The men are either married/in a relationship and want something on the side, or they’re single but only interested in a hookup. Or they don’t want to meet up at all, just chat online when they’ve nothing (or nobody) else to do. A penpal is all they’re after, a single friend remarked to me once. Time wasters, another one sniffed.

Some make all the right noises about wanting a relationship but bail when someone more interesting meets their eye. And ghosting (ending all contact without any warning) appears to be alarmingly frequent.

I first dipped my toe in the dating pool in 2018, a year after the marriage break up. Getting ready for the first date in 18 years was terrifying. 

We met four times and it fizzled out. No hard feelings on either side, he was a decent person and there was a reason (long distance) that it didn’t go any further.

Since then though: disaster.com.

I had two dates with a guy about two years ago and suggested we meet for brunch on the third. For some reason, he thought I wanted him to meet my children. I had meant brunch out, not at my home but mixed wires are common when the relationship (to use the word loosely) is conducted via text message. I believe he is still running.

A few months later, another site, another meet up. We had a few dates, constant text messaging and he seemed keen. Then I got a text, informing me he’d ‘reconnected’ with an ex on the same dating app and thanks very much, goodbye and good luck. He didn’t even try to hide the fact that he was still using the app. Naively, I thought the ‘one at a time’ rule still applied. Still, I guess at least he was (sort of) honest.

I stayed away from it all for a while, opting for the single gal (well, single mother) life. But it’s so easy to sign up to the sites on a boring Saturday night with only a bottle of wine for company and get chatting — and hopeful — again.

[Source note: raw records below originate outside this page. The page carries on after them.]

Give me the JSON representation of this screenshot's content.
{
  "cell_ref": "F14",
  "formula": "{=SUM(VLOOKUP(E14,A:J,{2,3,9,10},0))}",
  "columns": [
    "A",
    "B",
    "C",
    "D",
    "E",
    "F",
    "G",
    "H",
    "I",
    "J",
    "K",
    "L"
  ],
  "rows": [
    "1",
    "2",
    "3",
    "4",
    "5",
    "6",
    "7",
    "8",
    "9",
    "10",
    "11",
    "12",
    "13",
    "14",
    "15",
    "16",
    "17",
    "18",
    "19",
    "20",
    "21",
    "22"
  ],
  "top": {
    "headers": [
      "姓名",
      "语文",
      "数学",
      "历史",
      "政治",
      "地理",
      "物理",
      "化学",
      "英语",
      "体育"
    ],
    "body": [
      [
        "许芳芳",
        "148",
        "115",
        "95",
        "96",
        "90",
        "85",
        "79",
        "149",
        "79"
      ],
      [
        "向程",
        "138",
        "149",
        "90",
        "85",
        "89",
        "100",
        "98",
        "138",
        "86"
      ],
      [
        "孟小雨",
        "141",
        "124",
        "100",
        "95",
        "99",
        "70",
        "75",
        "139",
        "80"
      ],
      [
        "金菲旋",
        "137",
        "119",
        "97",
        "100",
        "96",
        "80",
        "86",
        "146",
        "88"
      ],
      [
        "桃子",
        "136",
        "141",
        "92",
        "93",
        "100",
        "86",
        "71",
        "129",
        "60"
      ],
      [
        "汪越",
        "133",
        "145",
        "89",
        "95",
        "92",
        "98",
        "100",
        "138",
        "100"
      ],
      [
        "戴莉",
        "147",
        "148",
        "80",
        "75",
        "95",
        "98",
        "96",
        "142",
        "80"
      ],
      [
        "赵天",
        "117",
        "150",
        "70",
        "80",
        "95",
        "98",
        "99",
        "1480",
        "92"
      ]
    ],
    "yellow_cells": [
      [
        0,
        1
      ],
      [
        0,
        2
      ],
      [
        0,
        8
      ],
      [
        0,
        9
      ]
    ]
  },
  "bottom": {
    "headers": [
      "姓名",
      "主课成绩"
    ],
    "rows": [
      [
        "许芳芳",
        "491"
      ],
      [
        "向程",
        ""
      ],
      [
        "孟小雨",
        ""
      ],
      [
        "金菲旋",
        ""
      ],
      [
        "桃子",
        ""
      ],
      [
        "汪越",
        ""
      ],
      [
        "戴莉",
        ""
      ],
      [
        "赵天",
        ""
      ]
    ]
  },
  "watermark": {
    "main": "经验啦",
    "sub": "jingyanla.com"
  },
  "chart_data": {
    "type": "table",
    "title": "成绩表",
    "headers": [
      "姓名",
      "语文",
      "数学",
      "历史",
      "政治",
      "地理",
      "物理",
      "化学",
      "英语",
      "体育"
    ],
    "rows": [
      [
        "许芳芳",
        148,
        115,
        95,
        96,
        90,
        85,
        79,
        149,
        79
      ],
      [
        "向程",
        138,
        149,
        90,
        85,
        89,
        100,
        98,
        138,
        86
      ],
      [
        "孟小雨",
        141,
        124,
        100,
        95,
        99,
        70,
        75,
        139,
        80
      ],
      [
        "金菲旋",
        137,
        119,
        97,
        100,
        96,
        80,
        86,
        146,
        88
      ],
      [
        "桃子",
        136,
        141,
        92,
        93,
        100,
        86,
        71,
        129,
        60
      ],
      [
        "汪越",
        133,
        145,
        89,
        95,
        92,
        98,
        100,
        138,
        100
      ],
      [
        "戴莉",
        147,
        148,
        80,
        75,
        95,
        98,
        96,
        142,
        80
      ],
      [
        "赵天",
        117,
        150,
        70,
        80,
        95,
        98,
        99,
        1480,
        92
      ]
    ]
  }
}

One person I chatted to seemed keen to meet. We exchanged numbers and even began to have occasional phone calls. We arranged to meet for a coffee and he bailed at the last minute. Then he just disappeared. A few weeks later, I received a grovelling apology with excuses that seemed genuine so I was willing to give him the benefit of the doubt. Then he vanished again. I got a further message asking would I like to meet and decided to take a leaf out of his book and disappear myself.

When Covid-19 hit, dating became even more virtual. Loads of ‘how are you managing during lockdown’ chats but no actual meet ups. Then restrictions eased and I decided to brave it again with a divorced dad I had been chatting to on Plenty of Fish.

We sipped coffee in Costa for an hour and it went well. We had dinner out the following week and it went from there. For three months he text every morning, every evening and several times in between, work permitting. We met up at least once a week. We both had children and other commitments, and there was no pressure on either side but it appeared to be an arrangement that worked on both sides. He seemed genuine, honest, without agenda. No red flags.

For the first time in four years, my children met a man I was dating. He was introduced as a ‘friend’ so as not to make a big deal out of it but, for me, it was a massive step and not one I would have considered if we hadn’t been dating in a pandemic (we were in each other’s bubbles and there was nowhere else to meet).

He was all talk of Christmas, nights away, even mentioned a holiday and meeting my extended family. And then...nothing. 

No row, no cool-off, just radio silence. He was online but not responding. No blue ticks showing on What’s App. And then came the ghosting. I was blocked on all social media in spite of showing no signs of being an axe-murderering stalker (I’m not, honest).

And so here we are again, back to the drawing board. It’s tempting to think ‘what did I do?’ but out of self-preservation I’m opting to take the ‘it’s them, not me’ response.

There may be plenty more fish in the sea but I’m not casting my net any further. Any flakes from now on will be of the chocolate variety and if I’m online, it’ll be shopping for shoes. I’m not ruling out meeting someone in the future — in fact, I really hope I do — but surely there has to be a better way.